В этом крике было столько ужаса перед новой болью, что Эвьет, похоже, поверила.
– Ладно, – вздохнула она. – Кто вами командовал?
– Грегор Марбель. Чернявый такой, кудрявый… с визгливым голосом…
– Я его хорошо разглядела, – мрачно отметила Эвелина. – Где он сейчас?
– Откуда мне знать… где-то в армии, если еще жив… Клянусь, два года о нем не слышал!
– Ну допустим… – Эвьет с брезгливой тщательностью вытерла подошву сапожка о булыжник. – Дольф, у тебя еще есть к нему вопросы?
– Нет.
– У меня тоже. Счастливо оставаться, Робер. Кажется, тебя ожидает трудный день.
– Вы же обещали! – взмолился Контрени.
– Я? – непритворно удивилась баронесса. – Я сказала "может быть". И потом, я сказала, что позволю тебе умереть, но не обещала, что помогу это сделать. Идем, Дольф.
Когда мы отошли на несколько шагов, Эвелина вдруг обернулась.
– А знаешь что, Робер? – она специально называла его просто по имени, подчеркивая его низкое происхождение. Но он посмотрел на нее с надеждой, похоже, вообразив, что она передумала.
– Ты совершенно зря тратил время на придумывание своего герба, – улыбнулась баронесса. – У тебя никогда не будет сына. Дворянский род Контрени закончится здесь, на этой площади.
Казалось бы, уж это обстоятельство должно в последнюю очередь волновать человека, корчащегося в агонии на собственных кишках. Однако этот финальный удар пришелся точно в цель. Мука, отразившаяся на лице вчерашнего простолюдина, положившего столько усилий, чтобы пролезть в аристократы, была, казалась, даже сильнее его физических страданий.
Примерно через четверть часа, не встретив больше никого из живых (хотя таковые наверняка были, но, вероятно, отсиживались по подвалам и прочим укрывищам), мы подошли к восточной надвратной башне. Выход был открыт. На левой створке внутренних ворот было крупно и размашисто, с потеками, написано кровью: "ЛЕФ ПРАВИТ", на правой – "ЗА КАМПЛЕН!" Писавшие явно не слишком хорошо владели грамотой. Здесь же валялось несколько отрубленных рук, очевидно, послуживших им малярными кистями.
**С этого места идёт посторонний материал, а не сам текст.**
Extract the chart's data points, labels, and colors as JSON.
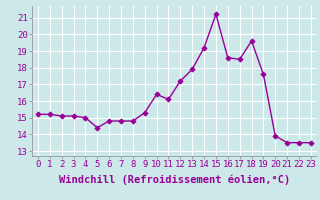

Соблюдая меры предосторожности, мы вышли из города, но опасения были напрасны – вокруг, насколько хватало глаз, не было ни души. Мы зашагали на восток по той самой дороге, что всего два с половиной дня назад привела нас в Лемьеж. Эвьет вдруг остановилась, решительно сняла мокрые сапожки и пошлепала дальше, неся их в руке. У меня было искушение последовать ее примеру, но я не решился – все же я не ходил босиком с детства и не был уверен, что в случае чего смогу бежать без обуви столь же проворно, как в сапогах. Солнце уже вовсю припекало, обещая быстро высушить нашу одежду; однако у меня не было никакого желания маячить посреди проезжего тракта, так что, дойдя по первого же леска, мы свернули под сень деревьев, в столь неприятную для людей в мокрых костюмах прохладу, которую только усугублял блуждавший в листве ветерок. Поначалу мы шли весьма резво, подгоняемые как возбуждением от всех событий последних часов, так и простым желанием согреться, но затем усталость после насыщенной всем, кроме спокойного сна, ночи стала брать свое. Я заметил впереди и слева просвет в листве, и вскоре мы вышли на залитую солнцем овальную поляну, заросшую высокой травой. Эвьет охотно поддержала идею устроить там привал.
Мы нарвали травы (я попытался было косить ее мечом, сидя на корточках, но убедился, что это не слишком удобно) и собрали ее в кучу в центре поляны, устроив себе мягкую лежанку. Я разложил сушиться на солнце свою рубашку, волчью шкуру и вещи из сумок; рядом поставил нашу обувь, набив ее травой изнутри. Эвьет уже улеглась на импровизированном ложе в компании со своим арбалетом и довольно потянулась, как человек, честно заработавший хороший отдых после трудного дня.
– Ты удовлетворена? – спросил я, ложась рядом.
Ей не требовалось уточнять, о чем речь.
– Это первый, – спокойно ответила девочка. – Начало положено.
– Но, надеюсь, ты не собираешься теперь гоняться по всей стране за этими Марбелем и Матеусом?
– Маркусом, – поправила Эвелина. – Нет, я помню про главную цель. Но я и за Контрени гоняться не собиралась. Повезло один раз – может повезти еще.